Fed should focus on monetary policy: Fed, Treasury statement
Despite the recent wave of unconventional moves to help stabilize the U.S. economy, the Federal Reserve must maintain its independence and focus on the stability of the economy as a whole, rather than specific sectors or types of institutions, the Fed and the U.S. Treasury said in an unusual joint statement on Monday.
Actions that the Federal Reserve takes, during this period of unusual and exigent circumstances, in the pursuit of financial stability, such as loans of securities purchases that influence the size of its balance sheet, must not constrain the exercise of monetary policy as needed to foster maximum sustainable employment and price stability, the two-page statement said.
The unusual statement comes hours after Treasury Secretary Timothy Geithner unveiled the latest component of his plan to shore up the fragile financial system and a day ahead of testimony on Capitol Hill by both Geithner and Federal Reserve Board Chairman Ben Bernanke on the government's rescue of insurance giant AIG.
The Federal Reserve's expertise and powers are indispensable for preventing and managing financial crises, the Fed said.

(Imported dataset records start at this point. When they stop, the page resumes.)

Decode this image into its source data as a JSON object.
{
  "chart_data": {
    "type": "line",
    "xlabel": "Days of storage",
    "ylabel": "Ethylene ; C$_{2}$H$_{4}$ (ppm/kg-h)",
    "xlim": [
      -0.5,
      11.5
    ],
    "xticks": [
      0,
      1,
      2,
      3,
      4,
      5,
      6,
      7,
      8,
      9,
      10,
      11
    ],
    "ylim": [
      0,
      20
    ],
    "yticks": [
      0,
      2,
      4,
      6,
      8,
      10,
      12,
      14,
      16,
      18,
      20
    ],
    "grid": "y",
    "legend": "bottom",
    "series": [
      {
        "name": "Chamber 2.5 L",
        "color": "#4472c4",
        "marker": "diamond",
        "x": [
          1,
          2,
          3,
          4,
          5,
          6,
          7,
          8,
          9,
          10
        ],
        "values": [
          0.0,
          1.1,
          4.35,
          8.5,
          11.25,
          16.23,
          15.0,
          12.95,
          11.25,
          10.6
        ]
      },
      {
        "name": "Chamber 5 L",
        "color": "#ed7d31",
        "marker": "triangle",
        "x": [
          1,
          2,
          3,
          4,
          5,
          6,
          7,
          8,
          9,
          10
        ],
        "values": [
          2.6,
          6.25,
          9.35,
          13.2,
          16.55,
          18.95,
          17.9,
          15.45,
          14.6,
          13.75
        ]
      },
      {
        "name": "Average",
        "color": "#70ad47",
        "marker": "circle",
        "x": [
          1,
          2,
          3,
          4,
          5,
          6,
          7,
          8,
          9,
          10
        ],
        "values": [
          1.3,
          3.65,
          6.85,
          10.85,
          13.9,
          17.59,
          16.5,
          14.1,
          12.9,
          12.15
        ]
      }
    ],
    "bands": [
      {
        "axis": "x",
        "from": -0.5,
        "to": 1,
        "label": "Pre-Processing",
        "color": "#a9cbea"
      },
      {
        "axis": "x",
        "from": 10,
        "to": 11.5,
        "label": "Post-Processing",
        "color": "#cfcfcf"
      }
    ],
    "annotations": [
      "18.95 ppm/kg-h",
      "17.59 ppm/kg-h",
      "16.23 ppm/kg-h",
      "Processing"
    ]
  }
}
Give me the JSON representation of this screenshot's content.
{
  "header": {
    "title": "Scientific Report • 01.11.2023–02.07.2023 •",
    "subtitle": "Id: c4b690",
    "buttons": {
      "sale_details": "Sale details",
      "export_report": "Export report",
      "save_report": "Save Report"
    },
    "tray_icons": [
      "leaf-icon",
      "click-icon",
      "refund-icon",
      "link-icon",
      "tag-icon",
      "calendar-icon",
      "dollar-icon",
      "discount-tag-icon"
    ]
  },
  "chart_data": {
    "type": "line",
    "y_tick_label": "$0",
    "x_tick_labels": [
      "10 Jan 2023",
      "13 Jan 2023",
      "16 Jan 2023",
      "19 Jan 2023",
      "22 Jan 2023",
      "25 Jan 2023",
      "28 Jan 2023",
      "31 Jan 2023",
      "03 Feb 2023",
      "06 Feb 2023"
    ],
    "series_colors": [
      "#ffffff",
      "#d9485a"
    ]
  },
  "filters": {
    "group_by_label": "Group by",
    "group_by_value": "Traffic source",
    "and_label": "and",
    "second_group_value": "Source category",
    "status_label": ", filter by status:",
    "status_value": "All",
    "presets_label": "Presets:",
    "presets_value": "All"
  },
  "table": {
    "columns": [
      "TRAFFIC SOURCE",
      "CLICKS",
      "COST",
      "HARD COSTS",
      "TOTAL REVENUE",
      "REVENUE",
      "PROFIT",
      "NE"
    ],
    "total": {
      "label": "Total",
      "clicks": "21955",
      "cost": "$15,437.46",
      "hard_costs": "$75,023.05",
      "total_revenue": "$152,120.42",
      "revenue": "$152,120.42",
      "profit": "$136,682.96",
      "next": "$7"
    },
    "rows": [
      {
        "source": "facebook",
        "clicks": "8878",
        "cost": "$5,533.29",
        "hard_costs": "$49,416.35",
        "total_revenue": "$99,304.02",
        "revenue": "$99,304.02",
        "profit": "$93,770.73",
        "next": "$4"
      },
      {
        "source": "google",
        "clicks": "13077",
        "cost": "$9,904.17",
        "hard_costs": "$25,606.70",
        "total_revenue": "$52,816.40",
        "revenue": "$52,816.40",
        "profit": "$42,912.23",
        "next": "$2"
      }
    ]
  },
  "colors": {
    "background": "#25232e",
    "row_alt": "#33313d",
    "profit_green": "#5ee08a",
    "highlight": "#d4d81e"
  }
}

And while the crisis continues, the Fed would not hesitate to continue to be creative in its response to the crisis.
As long as unusual an exigent circumstances persist, the Federal Reserve will continue to use all its tools working closely and cooperatively with the Treasury and other agencies as needed to improve credit markets and prevent the failure of a systemically important institution, they said.
In the longer term, however, the Treasury aims to remove from the Fed's balance sheet, or liquidate, the assets the U.S. central bank has taken on its efforts to assist American International Group and help JPMorgan buy Bear Stearns.
Actions taken by the Federal Reserve should also aim to improve financial or credit conditions broadly, not to allocate credit to narrowly-defined sectors or classes of borrowers, the statement said.
Government decisions to influence the allocation of credit are the province of the fiscal authorities, it added.
The statement follows criticism from some regional Fed presidents, including Philadelphia's Charles Plosser and Richmond's Jeffrey Lacker, that carrying non-traditional assets on the Fed's balance sheet could make the central bank more vulnerable to political pressure and risk its independence.
The Fed set up a holding company called Maiden Lane LLC in March 2008 to hold an asset portfolio JPMorgan said was too risky for it to take on in its fire-sale purchase of investment bank Bear Stearns.
When the Fed and Treasury first rescued insurer AIG in September, the Fed set up two more Maiden Lane facilities.
The Fed and Treasury also pledged to work with Congress to create new rules that would better prevent the failure of systemically critical financial institutions.